From Syria to Ain el-Helweh: Alleviating the suffering of refugees in Saida

Aurelie Lachant/MSFIn a small house building, two families live in one room, separated in half: Mahmood, Siham and their son Mahmood came from Syria 45 days ago. Mahmood lost two of his five children.

Médecins Sans Frontières (MSF) runs a mental health programme in Ain el-Helweh, in Saida, Lebanon. More and more patients are Palestinian refugees who fled Syria and suffer from a high level of trauma.

“I’m deeply sad inside, but I need to appear strong in front of my family. It’s very difficult. Seven of my relatives were killed by the bombings and shootings in Syria. We saw their mutilated bodies. I buried them myself and buried my neighbours too. My son disappeared. One month later, my brother disappeared. I’m sure they got killed,” tells Mahmood, who left the Yarmouk Palestinian refugee camp near Damascus more than one month ago. He now lives in Ain el-Helweh with his wife and six-year old son in a narrow room, separated in two by a plank of wood to accommodate another family.

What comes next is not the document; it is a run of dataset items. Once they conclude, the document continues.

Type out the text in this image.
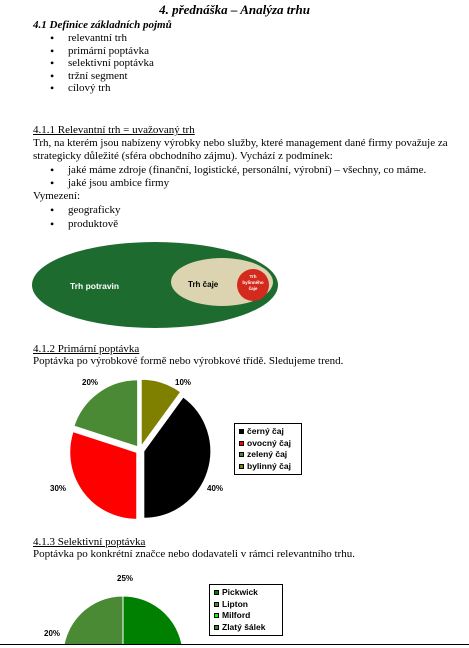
4. přednáška – Analýza trhu
4.1 Definice základních pojmů
• relevantní trh
• primární poptávka
• selektivní poptávka
• tržní segment
• cílový trh
4.1.1 Relevantní trh = uvažovaný trh
Trh, na kterém jsou nabízeny výrobky nebo služby, které management dané firmy považuje za strategicky důležité (sféra obchodního zájmu). Vychází z podmínek:
• jaké máme zdroje (finanční, logistické, personální, výrobní) – všechny, co máme.
• jaké jsou ambice firmy
Vymezení:
• geograficky
• produktově
Trh potravin	Trh čaje
Trh
bylinného
čaje
4.1.2 Primární poptávka
Poptávka po výrobkové formě nebo výrobkové třídě. Sledujeme trend.
20%	10%
40%
30%
černý čaj
ovocný čaj
zelený čaj
bylinný čaj
4.1.3 Selektivní poptávka
Poptávka po konkrétní značce nebo dodavateli v rámci relevantního trhu.
25%
20%
Pickwick
Lipton
Milford
Zlatý šálek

“This is just one among the many stories we hear everyday,” says Nissreen Moghamis, MSF social worker. In Saida, MSF has been running a community-based mental health programme since April 2011, working in five health facilities and targeting primarily the Palestinian population of Ain el-Helweh, as well as other vulnerable populations groups living in and outside the camp, including the Lebanese.

In the past six months, an estimated 2,400 families fleeing Syria – mostly Palestinians, but also Syrians – have taken refuge in this already overcrowded camp. Created in 1948 to accommodate 10,000 people, Ain el-Helweh has become the largest Palestinian refugee camp in Lebanon, now hosting an estimated 80,000 people for the same surface. Newcomers are living with host families, renting accommodation or gathering in collective shelters and some tents in the camp. Both the camp residents and newcomers need to adjust to their new living conditions – a situation which has translated into growing needs for mental health services.

Depression, anxiety and post-traumatic stress disorder

Depression, anxiety, and post-traumatic stress disorder are the most common diagnoses among MSF’s patients coming from Syria. Since the beginning of the year, the mental health team has registered a progressive increase in the number of patients coming from Syria – mostly Palestinian refugees, but also Syrian nationals – representing now 43 per cent of MSF’s new patients.

“There’s a high level of trauma: many have witnessed the killings of relatives and friends, the burning of their houses, some of them have been tortured. A lot of people suffer from panic attacks, memory gaps or nightmares. On top of this, they face very difficult living conditions and struggle to find basic life necessities,” says Manal Kassem, a psychotherapist working in one of MSF’s clinics.

Domestic violence increased

Proximity creates numerous conflicts. “It happens that 10 or more people from different families share a single room and one public toilet for everyone,” says Abu Saleh, a Palestinian refugee who’s been living in the camp since 2006.

Domestic violence has increased because people find it difficult to adjust to their new situation. In some instances, roles of family members are being reversed. “It is the women who ask for assistance and bring back food, milk, diapers to the household, while the men are struggling to find jobs or are too embarrassed to ask for help. In most cases, the causes of conflict within families are trivial, but things turn sour because of the poor living conditions,” says Abu Saleh. In other cases, conflicts arise between families due to unfair distributions of assistance from private donors.

MSF’s mental health programme

“Some people tell me: give me a shelter and my mental health will be fine,” says Mohamed Zeidan, one of MSF’s social workers doing daily house visits, providing psycho-education, and referring people to other organisations to benefit from non-medical services, such as financial support to pay their rent, for example. “We provide at least first psychological aid and support them mentally,” says psychotherapist Manal Kassem. In some cases, if not treated on time, a person suffering from post-traumatic stress disorder may develop more severe psychological symptoms over time. MSF also provides free treatment to refugees who were on medication before and had to stop their treatment because of war and financial difficulties.


According to official estimates, more than 1.5 million Syrian refugees are registered or awaiting registration in Syria’s neighbouring countries, but the actual number could be much higher. Compared to Syria, there is much better access and security in Jordan, Lebanon, Iraq and Turkey, yet the humanitarian response to the refugee crisis remains inadequate.

Despite the tremendous efforts of Syria’s neighbouring countries to cope with the crisis, the various aid structures and schemes put in place are dysfunctional. Today the resources of these countries are stretched to the limit. The absorption capacity of Jordan and Lebanon is almost exhausted to meet the basic needs of the increasing number of refugees and tensions are on the raise.

MSF is carrying out medical consultations (basic healthcare, vaccination as well as mental healthcare) and distributing relief items to refugees in Lebanon, Jordan, Turkey and Iraq.